Homeowners are concerned the stormwater system cannot cope with the large number of medium-density buildings planned to be built over the next 12 months.
Twenty-one two and three-bedroom dwellings were approved for the one lot last month on Warners Bay Road, while another 19 two and three-storey townhouses on Cowmeadow Road are awaiting approval by Lake Macquarie council.
The two developments touch boundaries on the downward slope of the hill and share fencelines with another 41 aged care villas, which were built in the 2000s.
Ada Street resident Robyn Single said she was gobsmacked when she learnt more medium-density housing was planned for the area.
She said her property already took in run-off from Alexander Street, Wilson Road, Warners Bay Road, Cowmeadow Road, as well as parts of Tennent Road and Bayview Street.
When it rains, sewage pipes in her backyard are unable to cope with the influx of water and overflow.
For more than a decade, Mrs Single has been battling Lake Macquarie council and Hunter Water to alleviate the flooding problems on her property.
Due to regular flooding her home's support beams have rusted, the floorboards have deteriorated and rising damp and mould have set in.
A spokesperson for Hunter Water said it had twice visited the Ada Street property to help resolve its flooding issues.

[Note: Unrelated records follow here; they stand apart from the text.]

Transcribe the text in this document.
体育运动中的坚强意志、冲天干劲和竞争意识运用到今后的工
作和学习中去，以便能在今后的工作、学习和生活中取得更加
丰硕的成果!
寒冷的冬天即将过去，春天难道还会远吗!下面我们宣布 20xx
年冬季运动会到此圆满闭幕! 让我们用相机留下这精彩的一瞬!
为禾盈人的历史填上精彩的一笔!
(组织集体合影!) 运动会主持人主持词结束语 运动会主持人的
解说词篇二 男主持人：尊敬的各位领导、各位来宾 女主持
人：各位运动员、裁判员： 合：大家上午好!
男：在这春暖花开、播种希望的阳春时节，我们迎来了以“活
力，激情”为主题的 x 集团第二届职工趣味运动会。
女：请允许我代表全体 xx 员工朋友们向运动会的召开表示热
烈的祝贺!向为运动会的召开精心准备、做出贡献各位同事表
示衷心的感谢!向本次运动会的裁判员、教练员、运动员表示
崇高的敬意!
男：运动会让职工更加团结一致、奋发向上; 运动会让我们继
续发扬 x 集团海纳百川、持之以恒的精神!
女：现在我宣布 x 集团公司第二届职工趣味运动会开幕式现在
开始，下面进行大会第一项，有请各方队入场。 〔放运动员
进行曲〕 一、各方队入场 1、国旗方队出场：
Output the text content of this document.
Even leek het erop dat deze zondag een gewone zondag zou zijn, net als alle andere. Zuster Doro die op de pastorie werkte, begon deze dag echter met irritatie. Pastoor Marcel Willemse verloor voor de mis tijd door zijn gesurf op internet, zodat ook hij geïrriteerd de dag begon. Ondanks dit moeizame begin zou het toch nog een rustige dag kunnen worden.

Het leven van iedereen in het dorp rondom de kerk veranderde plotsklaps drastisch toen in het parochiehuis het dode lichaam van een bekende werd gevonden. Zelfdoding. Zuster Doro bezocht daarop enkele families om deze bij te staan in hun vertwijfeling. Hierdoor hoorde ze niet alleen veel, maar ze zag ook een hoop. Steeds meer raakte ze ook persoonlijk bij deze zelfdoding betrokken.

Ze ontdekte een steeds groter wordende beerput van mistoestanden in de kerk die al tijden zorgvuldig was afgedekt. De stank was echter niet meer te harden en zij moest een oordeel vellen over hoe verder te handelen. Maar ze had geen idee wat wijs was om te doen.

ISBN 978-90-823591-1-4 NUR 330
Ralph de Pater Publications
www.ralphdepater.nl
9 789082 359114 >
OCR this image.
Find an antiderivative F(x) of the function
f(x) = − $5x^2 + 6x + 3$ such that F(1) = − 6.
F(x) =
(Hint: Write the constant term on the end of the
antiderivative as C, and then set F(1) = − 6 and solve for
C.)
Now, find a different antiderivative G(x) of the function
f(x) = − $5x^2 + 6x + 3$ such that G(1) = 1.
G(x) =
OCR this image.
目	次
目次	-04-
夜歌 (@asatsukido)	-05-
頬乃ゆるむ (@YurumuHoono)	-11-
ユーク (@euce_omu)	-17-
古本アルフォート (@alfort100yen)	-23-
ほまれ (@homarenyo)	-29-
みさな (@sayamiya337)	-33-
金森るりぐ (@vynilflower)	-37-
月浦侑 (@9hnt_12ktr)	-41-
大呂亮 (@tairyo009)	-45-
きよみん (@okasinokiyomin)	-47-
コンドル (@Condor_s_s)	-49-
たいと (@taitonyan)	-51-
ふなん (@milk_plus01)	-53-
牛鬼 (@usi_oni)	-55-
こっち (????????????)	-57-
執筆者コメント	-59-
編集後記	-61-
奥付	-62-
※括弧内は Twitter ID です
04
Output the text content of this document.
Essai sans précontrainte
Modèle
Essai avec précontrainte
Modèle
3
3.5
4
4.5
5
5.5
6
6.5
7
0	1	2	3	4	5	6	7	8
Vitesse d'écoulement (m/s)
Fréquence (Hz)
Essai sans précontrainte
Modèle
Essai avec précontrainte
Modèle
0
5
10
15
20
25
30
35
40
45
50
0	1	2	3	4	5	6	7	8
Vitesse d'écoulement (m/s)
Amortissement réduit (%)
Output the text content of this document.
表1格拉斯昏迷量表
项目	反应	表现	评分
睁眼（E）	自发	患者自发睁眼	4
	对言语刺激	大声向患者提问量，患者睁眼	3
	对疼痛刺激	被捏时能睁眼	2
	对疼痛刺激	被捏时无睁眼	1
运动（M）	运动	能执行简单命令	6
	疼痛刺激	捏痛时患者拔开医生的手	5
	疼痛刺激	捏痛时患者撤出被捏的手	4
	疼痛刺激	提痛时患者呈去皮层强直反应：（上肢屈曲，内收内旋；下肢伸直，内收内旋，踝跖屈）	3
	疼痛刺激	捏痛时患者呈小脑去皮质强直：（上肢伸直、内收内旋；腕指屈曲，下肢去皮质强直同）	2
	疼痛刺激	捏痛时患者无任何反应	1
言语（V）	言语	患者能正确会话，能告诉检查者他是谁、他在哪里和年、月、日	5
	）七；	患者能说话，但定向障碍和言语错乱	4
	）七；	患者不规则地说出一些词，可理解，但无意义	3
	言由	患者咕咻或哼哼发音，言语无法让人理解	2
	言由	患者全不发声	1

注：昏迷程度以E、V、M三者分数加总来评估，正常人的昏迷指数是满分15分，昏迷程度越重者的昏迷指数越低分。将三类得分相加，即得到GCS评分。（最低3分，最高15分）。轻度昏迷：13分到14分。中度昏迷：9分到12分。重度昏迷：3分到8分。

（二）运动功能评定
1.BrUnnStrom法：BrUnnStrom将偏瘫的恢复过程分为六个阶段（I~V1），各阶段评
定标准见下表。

"On one of those occasions Lake Macquarie City Council staff also attended and agreed that the council-owned stormwater infrastructure was causing the flooding at the rear of the property, which had the effect of then inundating the property's sewer overflow gully," the spokesperson said.
Hunter Water subsequently installed a new type of cover on the property's sewer overflow gully to limit the ability of stormwater infiltrating sewer pipes.
Through an investigation in July, Hunter Water found seven properties in Mount Hutton had illegally connected their sewerage to the stormwater system.
Defect notices were issued to the property owners and the illegal connections have now been rectified.
In letters obtained by The Star, the council said drainage on Ada Street was "being investigated" on four separate occasions, dating from 2002.
In a statement issued last week, the council said Ada Street was part of a current "drainage study" that covers the greater Charlestown area.